Healthcare organizations looking to cut costs and improve patient care are increasingly exploring how the conditions in which people live and work contribute to long-term outcomes.

Research now indicates that the social determinants of health (SDOHs), such as housing stability, access to transportation, and psycho-social safety, have an outsized impact on a patient’s ability to engage with the healthcare system and follow treatment plans for chronic and acute conditions.

Yet healthcare systems are still struggling to understand their patients’ challenges and how to connect individuals with the support they need.

In a 2017 benchmark survey by Deloitte, researchers found that 88% of hospitals have processes in place screen their patients for SDOHs, but only 62% do so consistently and systematically.

And while hospitals and health systems are investing millions of dollars in their communities to improve housing stability and healthcare access, almost 40% of organizations admitted that they have no ability to measure the outcomes of these activities.

Part of the problem is the difficulty of collecting standardized data about social determinants and analyzing this data in a way that provides actionable insights to front-line providers at the point of care.

How can healthcare providers collect and leverage social determinants data more effectively to produce positive outcomes for patients?

Have the tough conversations

Talking about sensitive issues such as financial security, lifestyle choices, and family dynamics can be difficult for both patients and providers, especially when appointments last only a few minutes.  Providers need to make an extra effort to collect data about SDOHs to ensure their clinical interventions are truly effective once the patient returns to his or her community setting.
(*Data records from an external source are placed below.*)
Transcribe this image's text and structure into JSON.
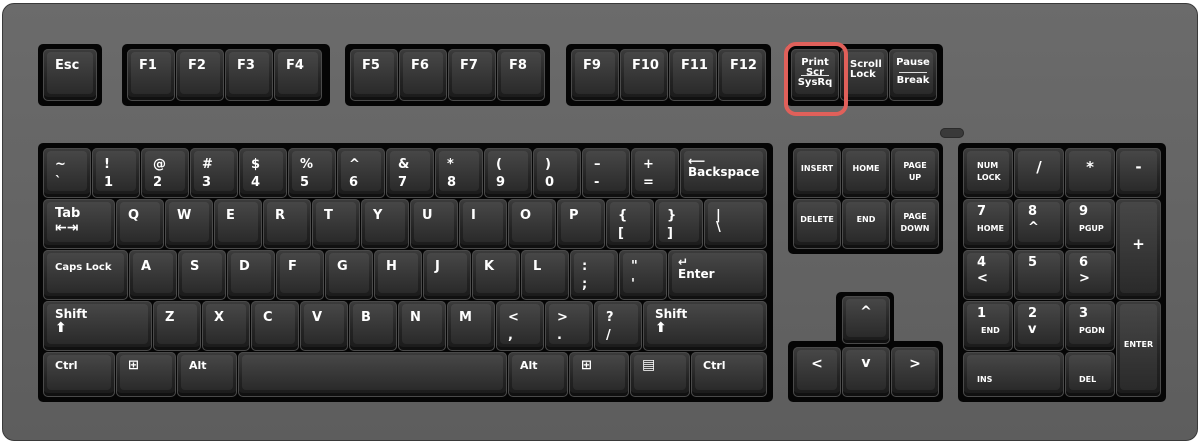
{
  "keys": {
    "esc": "Esc",
    "f1": "F1",
    "f2": "F2",
    "f3": "F3",
    "f4": "F4",
    "f5": "F5",
    "f6": "F6",
    "f7": "F7",
    "f8": "F8",
    "f9": "F9",
    "f10": "F10",
    "f11": "F11",
    "f12": "F12",
    "prtsc_top": "Print\nScr",
    "prtsc_bottom": "SysRq",
    "scroll": "Scroll\nLock",
    "pause_top": "Pause",
    "pause_bottom": "Break",
    "tilde_top": "~",
    "tilde_bottom": "`",
    "n1_top": "!",
    "n1_bottom": "1",
    "n2_top": "@",
    "n2_bottom": "2",
    "n3_top": "#",
    "n3_bottom": "3",
    "n4_top": "$",
    "n4_bottom": "4",
    "n5_top": "%",
    "n5_bottom": "5",
    "n6_top": "^",
    "n6_bottom": "6",
    "n7_top": "&",
    "n7_bottom": "7",
    "n8_top": "*",
    "n8_bottom": "8",
    "n9_top": "(",
    "n9_bottom": "9",
    "n0_top": ")",
    "n0_bottom": "0",
    "minus_top": "–",
    "minus_bottom": "-",
    "plus_top": "+",
    "plus_bottom": "=",
    "backspace": "Backspace",
    "tab": "Tab",
    "q": "Q",
    "w": "W",
    "e": "E",
    "r": "R",
    "t": "T",
    "y": "Y",
    "u": "U",
    "i": "I",
    "o": "O",
    "p": "P",
    "lbrace_top": "{",
    "lbrace_bottom": "[",
    "rbrace_top": "}",
    "rbrace_bottom": "]",
    "pipe_top": "|",
    "pipe_bottom": "\\",
    "caps": "Caps Lock",
    "a": "A",
    "s": "S",
    "d": "D",
    "f": "F",
    "g": "G",
    "h": "H",
    "j": "J",
    "k": "K",
    "l": "L",
    "semi_top": ":",
    "semi_bottom": ";",
    "quote_top": "\"",
    "quote_bottom": "'",
    "enter": "Enter",
    "shift": "Shift",
    "z": "Z",
    "x": "X",
    "c": "C",
    "v": "V",
    "b": "B",
    "n": "N",
    "m": "M",
    "comma_top": "<",
    "comma_bottom": ",",
    "period_top": ">",
    "period_bottom": ".",
    "slash_top": "?",
    "slash_bottom": "/",
    "ctrl": "Ctrl",
    "alt": "Alt",
    "insert": "INSERT",
    "home": "HOME",
    "pgup": "PAGE\nUP",
    "delete": "DELETE",
    "end": "END",
    "pgdn": "PAGE\nDOWN",
    "numlock": "NUM\nLOCK",
    "ndiv": "/",
    "nmul": "*",
    "nminus": "-",
    "n7": "7",
    "n7s": "HOME",
    "n8": "8",
    "n8s": "^",
    "n9": "9",
    "n9s": "PGUP",
    "nplus": "+",
    "nn4": "4",
    "nn4s": "<",
    "nn5": "5",
    "nn6": "6",
    "nn6s": ">",
    "nn1": "1",
    "nn1s": "END",
    "nn2": "2",
    "nn2s": "v",
    "nn3": "3",
    "nn3s": "PGDN",
    "nenter": "ENTER",
    "nins": "INS",
    "ndel": "DEL",
    "up": "^",
    "left": "<",
    "down": "v",
    "right": ">"
  }
}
Surveys and questionnaires can help to guide these conversations, establish strong relationships, and create trustworthy data assets that can be used for larger-scale analysis.  Health system leaders may wish to offer their staff additional training on motivational interviewing and empathetic listening to encourage more open communication between patients and their clinicians.

Utilize Z codes for standardizing SDOH data collection

Z codes are a subset of the ICD-10-CM code set.  They are specifically designed to capture information about social determinants of health and provide almost 100 different ways to record a wide variety of high-impact socioeconomic factors in a standardized manner.

However, these codes are sorely underutilized.  A new report from CMS finds that only 1.4 percent of Medicare patients in 2017 had claims that included Z codes, representing less than 500,000 individuals out of 33.7 million Medicare fee-for-service beneficiaries.

Increasing the use of these standard codes could help healthcare providers better understand the needs of their populations and target their limited resources accordingly.

Connect with community groups and social service agencies

Federal agencies, state-level organizations, and local charitable social services groups often provide a great deal of support for individuals struggling with socioeconomic challenges.

Healthcare organizations should collaborate as closely as possible with community resources to ensure patients receive referrals to appropriate programs, such as emergency housing initiatives, food banks, job training, and home care options.

Tools such as the Community Preventive Services Task Force’s Community Guide and The Social Care Network, a national directory of free or low-cost SDOH services, can help providers refer individuals to available resources within their communities.

Providers also need to make sure they are closing the feedback loop when individuals do receive services. Using standardized questionnaires to identify needs and recording those needs with Z codes can make it easier for providers to cross issues off the list when they have been addressed or follow up on problems that have fallen through the cracks.

Leverage analytics to stay ahead of community challenges

Population health analytics is one of the fastest growing health IT markets for a reason.  Predicted to reach $150.6 billion by 2027, the population health analytics segment includes tools and technologies that help providers stay ahead of SDOHs and their associated clinical manifestations.

Understanding patterns in clinical risk scores, avoidable ED utilization, preventable readmissions, and chronic disease burdens can give providers invaluable insight into how to best serve their communities.

Providers should look for a population health tool that aggregates from multiple areas of the organization, offers dashboards and custom reporting to connect key stakeholders with relevant insights, and assists with closing gaps in clinical care and socioeconomic need.

Develop and deploy measures to monitor progress

The final step in a more data-driven approach to identifying and addressing SDOHs is measuring progress and reporting on opportunities to improve.

Healthcare organizations will need to measure and manage multiple indicators of success, including improved clinical outcomes, physician-level performance on relevant aspects of care, and spending on key services.

Creating trusted, shared measures of performance across a health system will allow for a more reliable barometer for success and motivate individual stakeholders to implement necessary improvements.

For providers participating in value-based care arrangements, the ability to closely monitor the clinical and financial outcomes of population health management initiatives is particularly important, since these metrics are directly tied to incentives or penalties.

Successfully addressing the social determinants of health for vulnerable populations requires a structured foundation of analytics tools as well as a strong human element: the ability to have difficult conversations and connect individuals with the help they need in a compassionate, respectful, organized way.

By combining data analytics with a systematic approach to community collaboration, healthcare organizations can support better health for their patients at the clinic, at home, and everywhere in between.